Using industry tools to improve health-care workloads – Research and Innovation

Canada’s health-care sector is struggling with worker retention and burnout, according to the Canadian federal government in its information on the health workforce. By applying best practices and workload management tools from the manufacturing industry, two Toronto Metropolitan University (TMU) researchers are helping better understand and manage frontline health-care employees’ workloads and patient care.  

TMU nursing professor Sue Bookey-Bassett and engineering professor Patrick Neumann have developed workload simulation models, to provide key insights to health-care decision makers. Their initial research focused on nurses prior to the COVID-19 epidemic. They have since expanded their studies to different health-care settings and to include personal support workers along with nurses. By using computer models to create virtual simulations of health-care units, they can input variables and data drawn from real-life care teams to understand the workloads and explore new scenarios related to care delivery and quality. 

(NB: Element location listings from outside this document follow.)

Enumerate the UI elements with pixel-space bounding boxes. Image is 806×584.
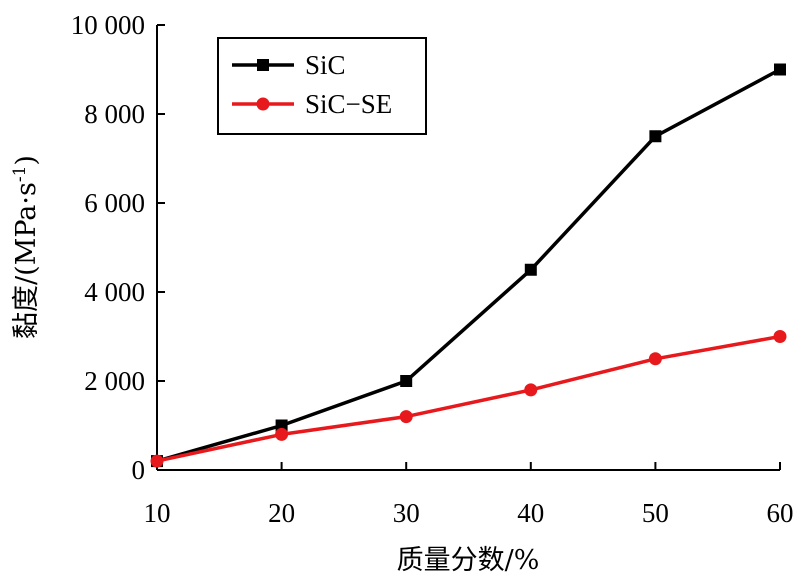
data-point-sic-se [399, 410, 413, 424]
y-tick-label: 4 000 [84, 277, 145, 307]
data-point-sic-se [773, 330, 787, 343]
legend-label-sic: SiC [305, 50, 346, 80]
series-layer [150, 63, 787, 468]
legend-marker-sic [257, 59, 269, 71]
x-tick-label: 40 [517, 498, 544, 528]
data-point-sic [524, 263, 537, 276]
data-point-sic [400, 375, 413, 387]
x-tick-label: 60 [767, 498, 794, 528]
series-line-sic-se [156, 334, 781, 463]
y-tick-label: 2 000 [84, 366, 145, 396]
data-point-sic [649, 130, 662, 143]
data-point-sic [275, 419, 288, 432]
series-line-sic [156, 67, 781, 463]
y-axis-title-main: 黏度/(MPa·s [11, 182, 42, 339]
y-tick-label: 6 000 [84, 188, 145, 218]
y-axis-title: 黏度/(MPa·s-1) [10, 155, 42, 339]
data-point-sic-se [524, 383, 538, 397]
y-tick-label: 0 [132, 455, 146, 485]
legend-box [217, 37, 427, 135]
legend-label-sic-se: SiC−SE [305, 89, 392, 119]
y-axis-title-close: ) [11, 155, 42, 166]
legend-items: SiC SiC−SE [232, 50, 392, 119]
y-tick-label: 8 000 [84, 99, 145, 129]
y-ticks: 0 2 000 4 000 6 000 8 000 10 000 [71, 10, 165, 485]
data-point-sic-se [648, 352, 662, 366]
y-axis-title-sup: -1 [10, 166, 30, 183]
data-point-sic-se [275, 427, 289, 441]
legend-marker-sic-se [256, 97, 270, 111]
x-ticks: 10 20 30 40 50 60 [144, 462, 794, 528]
y-tick-label: 10 000 [71, 10, 145, 40]
x-tick-label: 50 [642, 498, 669, 528]
data-point-sic [774, 63, 786, 76]
x-axis-title: 质量分数/% [397, 545, 540, 576]
axes [156, 25, 780, 471]
x-tick-label: 30 [393, 498, 420, 528]
x-tick-label: 20 [268, 498, 295, 528]
data-point-sic-se [150, 454, 164, 468]
legend: SiC SiC−SE [217, 37, 427, 135]
x-tick-label: 10 [144, 498, 171, 528]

“Many nurses experience moral distress and trauma due to the fact that they cannot provide the quality of care they want to provide because they don’t have the time,” said professor Bookey-Bassett. The trauma and burnout can lead to retention issues. In the manufacturing industry, workload and task management are often carefully measured. The workload facing Canada’s health-care providers is not currently objectively measured. “How do you know you’re not overloading them, in which case both the workers and patients suffer?” said professor Neumann. The researchers’ simulation models can help balance workload management and health-care system design, he said. 

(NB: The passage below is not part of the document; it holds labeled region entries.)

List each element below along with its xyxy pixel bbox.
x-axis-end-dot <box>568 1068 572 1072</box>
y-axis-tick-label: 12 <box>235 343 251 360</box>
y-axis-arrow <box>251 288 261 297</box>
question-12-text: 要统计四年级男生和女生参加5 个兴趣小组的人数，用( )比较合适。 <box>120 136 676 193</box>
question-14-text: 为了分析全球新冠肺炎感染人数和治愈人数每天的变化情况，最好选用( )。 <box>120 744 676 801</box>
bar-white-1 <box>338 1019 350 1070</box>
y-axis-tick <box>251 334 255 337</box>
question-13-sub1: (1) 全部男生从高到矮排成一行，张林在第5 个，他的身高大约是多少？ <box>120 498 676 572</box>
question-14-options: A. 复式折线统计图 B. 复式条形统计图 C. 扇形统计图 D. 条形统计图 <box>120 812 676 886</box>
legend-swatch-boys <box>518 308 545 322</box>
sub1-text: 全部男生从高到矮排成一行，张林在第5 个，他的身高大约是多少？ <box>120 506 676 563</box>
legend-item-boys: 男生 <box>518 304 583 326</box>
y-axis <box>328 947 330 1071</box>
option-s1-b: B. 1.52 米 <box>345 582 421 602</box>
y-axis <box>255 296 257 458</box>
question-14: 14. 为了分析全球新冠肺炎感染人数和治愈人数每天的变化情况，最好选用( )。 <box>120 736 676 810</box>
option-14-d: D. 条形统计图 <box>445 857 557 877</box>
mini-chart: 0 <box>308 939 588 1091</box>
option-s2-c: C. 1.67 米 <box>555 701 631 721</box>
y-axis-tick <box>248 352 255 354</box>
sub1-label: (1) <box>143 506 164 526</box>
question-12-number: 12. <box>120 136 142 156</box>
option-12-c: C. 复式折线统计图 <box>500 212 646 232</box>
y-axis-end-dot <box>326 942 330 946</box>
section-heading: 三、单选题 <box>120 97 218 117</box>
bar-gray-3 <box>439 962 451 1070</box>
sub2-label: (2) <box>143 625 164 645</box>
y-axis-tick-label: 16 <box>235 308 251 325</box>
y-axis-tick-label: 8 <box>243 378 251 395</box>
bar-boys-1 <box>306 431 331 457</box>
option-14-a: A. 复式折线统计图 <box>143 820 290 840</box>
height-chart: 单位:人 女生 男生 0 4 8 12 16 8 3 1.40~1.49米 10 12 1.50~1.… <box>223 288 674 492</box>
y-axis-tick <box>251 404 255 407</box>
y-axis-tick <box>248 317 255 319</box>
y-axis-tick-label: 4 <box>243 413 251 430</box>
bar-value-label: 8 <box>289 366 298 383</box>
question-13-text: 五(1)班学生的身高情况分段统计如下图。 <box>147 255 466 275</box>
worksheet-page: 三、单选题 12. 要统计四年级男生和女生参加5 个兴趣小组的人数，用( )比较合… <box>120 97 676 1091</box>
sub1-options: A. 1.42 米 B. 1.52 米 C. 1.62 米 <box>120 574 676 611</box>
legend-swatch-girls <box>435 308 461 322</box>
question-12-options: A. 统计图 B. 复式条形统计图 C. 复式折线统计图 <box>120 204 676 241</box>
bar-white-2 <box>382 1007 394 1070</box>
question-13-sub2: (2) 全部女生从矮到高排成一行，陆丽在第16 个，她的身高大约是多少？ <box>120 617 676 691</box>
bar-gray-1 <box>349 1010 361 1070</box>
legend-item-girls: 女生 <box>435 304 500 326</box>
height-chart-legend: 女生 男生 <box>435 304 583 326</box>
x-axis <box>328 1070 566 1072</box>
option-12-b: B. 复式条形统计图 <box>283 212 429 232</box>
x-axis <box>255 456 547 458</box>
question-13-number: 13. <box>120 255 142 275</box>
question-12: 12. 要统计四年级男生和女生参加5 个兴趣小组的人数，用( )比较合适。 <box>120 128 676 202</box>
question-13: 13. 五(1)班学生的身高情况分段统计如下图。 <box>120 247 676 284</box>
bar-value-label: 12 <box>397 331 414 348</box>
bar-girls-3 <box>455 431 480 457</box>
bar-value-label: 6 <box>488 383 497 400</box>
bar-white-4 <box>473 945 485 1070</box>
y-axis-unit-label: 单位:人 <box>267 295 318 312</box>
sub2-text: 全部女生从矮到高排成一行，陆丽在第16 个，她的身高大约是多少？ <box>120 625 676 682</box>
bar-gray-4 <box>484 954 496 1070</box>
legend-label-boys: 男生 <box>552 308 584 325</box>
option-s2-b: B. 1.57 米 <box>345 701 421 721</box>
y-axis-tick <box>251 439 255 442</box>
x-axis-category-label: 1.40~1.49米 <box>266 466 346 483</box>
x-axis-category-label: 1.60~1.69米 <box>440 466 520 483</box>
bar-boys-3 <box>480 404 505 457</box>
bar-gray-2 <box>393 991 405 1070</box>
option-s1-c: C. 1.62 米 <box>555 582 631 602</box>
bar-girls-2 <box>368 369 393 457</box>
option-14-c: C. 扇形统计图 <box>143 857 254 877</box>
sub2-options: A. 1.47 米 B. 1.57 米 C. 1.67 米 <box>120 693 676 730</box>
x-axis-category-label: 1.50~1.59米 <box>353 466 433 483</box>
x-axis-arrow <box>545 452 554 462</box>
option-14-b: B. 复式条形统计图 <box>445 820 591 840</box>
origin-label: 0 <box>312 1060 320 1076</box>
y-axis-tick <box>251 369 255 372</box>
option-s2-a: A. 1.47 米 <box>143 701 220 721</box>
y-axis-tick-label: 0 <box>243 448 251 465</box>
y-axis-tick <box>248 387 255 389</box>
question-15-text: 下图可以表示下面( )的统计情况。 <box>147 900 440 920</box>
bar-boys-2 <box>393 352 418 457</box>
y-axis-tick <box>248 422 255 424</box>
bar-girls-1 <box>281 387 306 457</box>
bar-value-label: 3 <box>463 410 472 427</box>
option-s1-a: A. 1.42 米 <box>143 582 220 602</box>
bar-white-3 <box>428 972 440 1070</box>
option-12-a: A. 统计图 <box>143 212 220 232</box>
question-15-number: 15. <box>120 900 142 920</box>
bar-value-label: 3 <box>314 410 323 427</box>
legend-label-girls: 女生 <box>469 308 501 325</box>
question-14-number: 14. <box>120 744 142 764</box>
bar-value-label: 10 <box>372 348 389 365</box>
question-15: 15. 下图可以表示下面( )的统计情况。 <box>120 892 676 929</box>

Exploring workload routines and questions

In collaboration with a Toronto-area hospital, their research team has set up simulation models for units including medical-surgical, complex continuing care and an emergency department. A long-term care project is planned for the future. Created in consultation with hospital collaborators, the simulation models can explore a variety of questions or situations to examine impacts on routines and workloads. Questions can range from how to better minimize pressure injuries – more commonly known as bedsores – to how much time donning personal protective equipment (PPE) can add to a nurse’s tasks or looking for instances of missed care. More time spent on tasks like donning and doffing PPE can result in other aspects of care being missed, professor Bookey-Bassett explained, such as emotional support or teaching patients how to manage their care at home. “Missed care is important because when nurses are looking after too many patients, they can’t complete all their work in a day,” she said. Missed care can also result in patients returning to hospitals. 

The virtual simulation models created by the research team are customized to each health-care setting. They use data ranging from hospital ward architectural information and bed layout to patient characteristics and care task priorities to ensure they capture current operations before modelling potential alternatives. Gathering the data to achieve exceptional accuracy involves an intense process, including staff surveys, focus groups, interviews and observing workers during their shifts. To understand the physical requirements of a task and the demands on workers’ bodies, they have started filming workers in simulated care scenarios has been added to their data collection techniques.